What to expect after the laser treatment?

  • After the laser depilation, redness and a slight swelling (oedema) may occur around the hair follicles. This can last for several hours. In addition, you will experience a burning sensation. This is a reaction to the intense heat caused by the laser under the skin. 
  • Sometimes small blue spots (purpura) may also occur. These will disappear within a few days.
  • In the case where some hairs were inadequately shaved or removed before the treatment, small superficial wounds (erosions) may occur.
  • Blistering is mainly expected in people with a darker skin colour or after recent exposure to UV radiation from the sun or sunbeds. Therefore, it is absolutely not recommended to undergo laser treatment if you have been exposed to the sun or a sunbed during the past 14 days, even if your skin colour is hardly tanned (pigmented).
  • Small wounds and blisters will heal quickly and usually do not cause scars. You can treat them locally with an antiseptic ointment or gel.
  • After the laser treatment, your skin can be slightly paler (hypopigmentation) or browner (hyperpigmentation). Usually, this is not pronounced and will disappear again spontaneously. People with a darker skin type are usually more sensitive to this.

When is it not possible to perform laser depilation?

  • When you have a history of 'proud flesh' (keloid scars)
  • In the case of an active infection or fever blisters (herpes simplex) in the area to be treated
  • If you have been medically treated (with Roaccutane) for pronounced acne during the last 6 months
  • If you have been exposed to the sun or have used a sunbed during the last 14 days

Aftercare following laser depilation

  • As aftercare, it is recommended to cool the treated zones down during the first few hours with cold compresses or washcloths, or with a cooling gel or ointment such as Flamigel or Flammazine.
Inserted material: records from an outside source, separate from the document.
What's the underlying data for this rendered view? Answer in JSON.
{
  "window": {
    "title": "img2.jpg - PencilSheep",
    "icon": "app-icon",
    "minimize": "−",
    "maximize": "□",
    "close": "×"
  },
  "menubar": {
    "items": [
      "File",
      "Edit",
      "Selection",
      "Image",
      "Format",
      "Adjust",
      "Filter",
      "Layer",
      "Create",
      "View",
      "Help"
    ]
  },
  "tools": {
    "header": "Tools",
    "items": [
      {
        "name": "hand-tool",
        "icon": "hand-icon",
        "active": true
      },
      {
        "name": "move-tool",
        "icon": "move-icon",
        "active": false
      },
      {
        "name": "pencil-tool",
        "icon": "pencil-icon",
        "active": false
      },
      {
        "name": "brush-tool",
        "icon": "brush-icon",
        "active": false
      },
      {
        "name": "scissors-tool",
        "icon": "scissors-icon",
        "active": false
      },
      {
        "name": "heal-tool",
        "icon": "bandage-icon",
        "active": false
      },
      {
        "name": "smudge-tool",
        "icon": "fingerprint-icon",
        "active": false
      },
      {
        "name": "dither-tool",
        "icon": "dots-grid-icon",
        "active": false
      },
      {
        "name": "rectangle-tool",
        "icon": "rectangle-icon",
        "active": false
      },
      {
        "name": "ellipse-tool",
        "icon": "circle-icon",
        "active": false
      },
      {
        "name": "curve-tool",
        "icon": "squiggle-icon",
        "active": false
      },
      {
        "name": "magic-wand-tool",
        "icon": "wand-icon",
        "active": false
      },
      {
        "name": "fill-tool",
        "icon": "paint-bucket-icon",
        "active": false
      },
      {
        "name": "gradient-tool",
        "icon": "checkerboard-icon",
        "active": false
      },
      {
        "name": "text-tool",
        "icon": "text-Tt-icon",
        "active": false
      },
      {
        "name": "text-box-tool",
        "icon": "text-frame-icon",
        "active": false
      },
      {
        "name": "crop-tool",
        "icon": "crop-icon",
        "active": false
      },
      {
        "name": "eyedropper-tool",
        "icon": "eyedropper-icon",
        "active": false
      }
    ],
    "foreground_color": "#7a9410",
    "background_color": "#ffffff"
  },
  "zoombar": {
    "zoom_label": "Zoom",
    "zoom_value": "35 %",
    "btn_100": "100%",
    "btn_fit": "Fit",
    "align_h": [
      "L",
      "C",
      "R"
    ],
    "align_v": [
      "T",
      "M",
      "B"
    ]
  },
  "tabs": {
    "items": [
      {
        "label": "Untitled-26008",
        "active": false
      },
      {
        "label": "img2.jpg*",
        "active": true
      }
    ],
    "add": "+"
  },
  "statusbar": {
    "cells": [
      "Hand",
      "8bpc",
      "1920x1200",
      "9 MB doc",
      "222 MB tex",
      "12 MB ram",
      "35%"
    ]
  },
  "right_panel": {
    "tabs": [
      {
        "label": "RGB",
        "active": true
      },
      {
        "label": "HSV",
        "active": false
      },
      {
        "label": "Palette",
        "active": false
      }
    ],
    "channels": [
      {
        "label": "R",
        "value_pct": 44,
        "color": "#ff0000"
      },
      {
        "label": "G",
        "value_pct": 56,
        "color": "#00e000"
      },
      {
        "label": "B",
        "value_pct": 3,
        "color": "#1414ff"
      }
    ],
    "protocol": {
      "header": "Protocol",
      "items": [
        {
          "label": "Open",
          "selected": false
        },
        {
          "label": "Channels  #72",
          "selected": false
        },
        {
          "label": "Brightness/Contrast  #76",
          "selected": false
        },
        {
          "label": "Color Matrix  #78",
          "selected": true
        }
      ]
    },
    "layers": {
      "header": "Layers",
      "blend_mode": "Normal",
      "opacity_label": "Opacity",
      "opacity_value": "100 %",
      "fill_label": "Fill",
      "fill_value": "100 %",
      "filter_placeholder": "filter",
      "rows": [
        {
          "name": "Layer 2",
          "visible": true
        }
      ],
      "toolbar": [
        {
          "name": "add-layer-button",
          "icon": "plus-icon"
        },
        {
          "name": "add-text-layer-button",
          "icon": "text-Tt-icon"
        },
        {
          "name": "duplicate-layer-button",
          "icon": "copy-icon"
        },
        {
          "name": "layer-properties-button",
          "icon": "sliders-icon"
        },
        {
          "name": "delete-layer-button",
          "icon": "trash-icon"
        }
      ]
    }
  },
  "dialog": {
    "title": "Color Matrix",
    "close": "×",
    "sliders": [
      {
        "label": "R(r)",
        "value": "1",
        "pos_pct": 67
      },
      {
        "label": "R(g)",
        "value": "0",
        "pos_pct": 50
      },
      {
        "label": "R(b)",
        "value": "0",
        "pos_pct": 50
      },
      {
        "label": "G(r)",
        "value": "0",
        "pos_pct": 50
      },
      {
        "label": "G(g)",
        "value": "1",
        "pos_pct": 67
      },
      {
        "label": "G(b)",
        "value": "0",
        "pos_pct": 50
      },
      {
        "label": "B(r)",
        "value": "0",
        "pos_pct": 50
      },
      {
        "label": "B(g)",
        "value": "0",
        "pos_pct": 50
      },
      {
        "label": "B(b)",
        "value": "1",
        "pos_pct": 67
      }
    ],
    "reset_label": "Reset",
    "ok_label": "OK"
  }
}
These ointments are also recommended in the case of small wounds or blisters. 
  • If you experience skin irritation, it is also important to avoid strong friction or the use of soap and detergents as much as possible on the treated areas.

What you also need to know

  • During treatment, the patient, the physician(s), staff and any attending family have to wear special glasses to protect their eyes from the laser light.